Specific to the UK, we observed closures like the ESL UK & Ireland Premiership and Promod Esports, along with teams like X7, Vexed, and MNM Gaming. The list continues.
Esports organisations are arguably undergoing their sternest test since the 2008 financial crisis, where organizations like Fnatic, SK Gaming, and Dignitas emerged as major esports organizations today. Perhaps those resilient enough to weather this latest storm will emerge stronger as well.
Some have repositioned themselves as content creation entities, veering away from traditional esports team organizations, like Misfits.
Jasmine Skee, CEO of Guild Esports, tells GamesIndustry.biz: “What we’ve seen in the last few years – and what we’ve been leading the way in – is esports organizations diversifying their revenues and transforming into more versatile, esports-and-gaming-centered entertainment brands. This business strategy is far more sustainable than conventional esports approaches.
“Guild shifted away from being purely an esports brand in 2023, instead focusing on a broader media and gaming, effectively positioning the company to capitalize on the consistent popularity of video games and gaming entertainment. Our business model has evolved, for instance, we’ve launched Guild Studios, our creative and production division, which permits us to concentrate on activations and events, and efficiently leverage our existing Gen Z and Gen Alpha audiences for brands aiming to connect with these elusive demographics.”
“So although there has been a consolidation in the esports sector, organizations with robust foundations are anticipated to emerge stronger and more streamlined.

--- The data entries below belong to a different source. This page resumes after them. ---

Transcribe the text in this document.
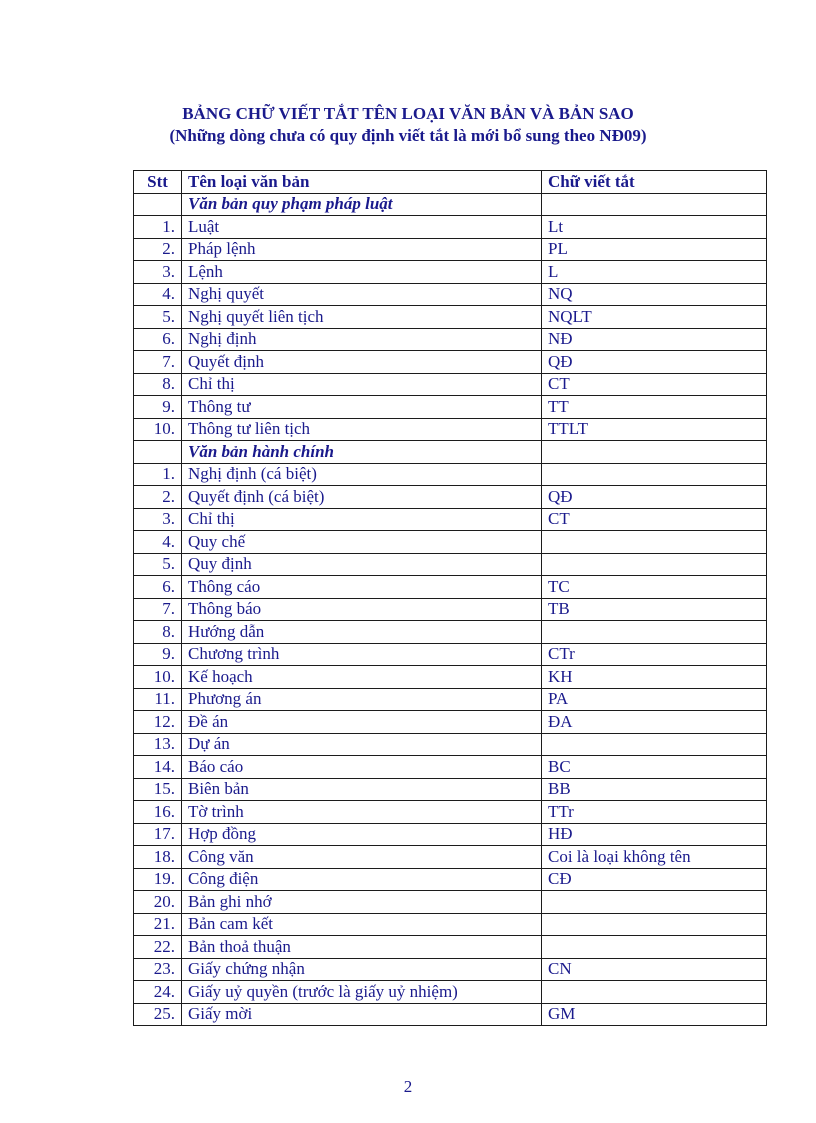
BẢNG CHỮ VIẾT TẮT TÊN LOẠI VĂN BẢN VÀ BẢN SAO
(Những dòng chưa có quy định viết tắt là mới bổ sung theo NĐ09)
Stt	Tên loại văn bản	Chữ viết tắt
	Văn bản quy phạm pháp luật	
1.	Luật	Lt
2.	Pháp lệnh	PL
3.	Lệnh	L
4.	Nghị quyết	NQ
5.	Nghị quyết liên tịch	NQLT
6.	Nghị định	NĐ
7.	Quyết định	QĐ
8.	Chỉ thị	CT
9.	Thông tư	TT
10.	Thông tư liên tịch	TTLT
	Văn bản hành chính	
1.	Nghị định (cá biệt)	
2.	Quyết định (cá biệt)	QĐ
3.	Chỉ thị	CT
4.	Quy chế	
5.	Quy định	
6.	Thông cáo	TC
7.	Thông báo	TB
8.	Hướng dẫn	
9.	Chương trình	CTr
10.	Kế hoạch	KH
11.	Phương án	PA
12.	Đề án	ĐA
13.	Dự án	
14.	Báo cáo	BC
15.	Biên bản	BB
16.	Tờ trình	TTr
17.	Hợp đồng	HĐ
18.	Công văn	Coi là loại không tên
19.	Công điện	CĐ
20.	Bản ghi nhớ	
21.	Bản cam kết	
22.	Bản thoả thuận	
23.	Giấy chứng nhận	CN
24.	Giấy uỷ quyền (trước là giấy uỷ nhiệm)	
25.	Giấy mời	GM
2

Furthermore, the esports sector is projected to grow to $1.87 billion by 2028, so while many established businesses in the sector have encountered difficulties, the notion of an ‘esports winter’ is misleading considering the robust growth and enthusiasm for the industry.”
Co-owned by David Beckham, Guild has formed major partnerships with companies like Sky, Subway, Samsung, and more. It is one of several large esports organizations headquartered in London, like Fnatic and GiantX.
While several organisations are pivoting to entertainment, their esports players and influencers continue to take center stage. However, there’s been a salary adjustment.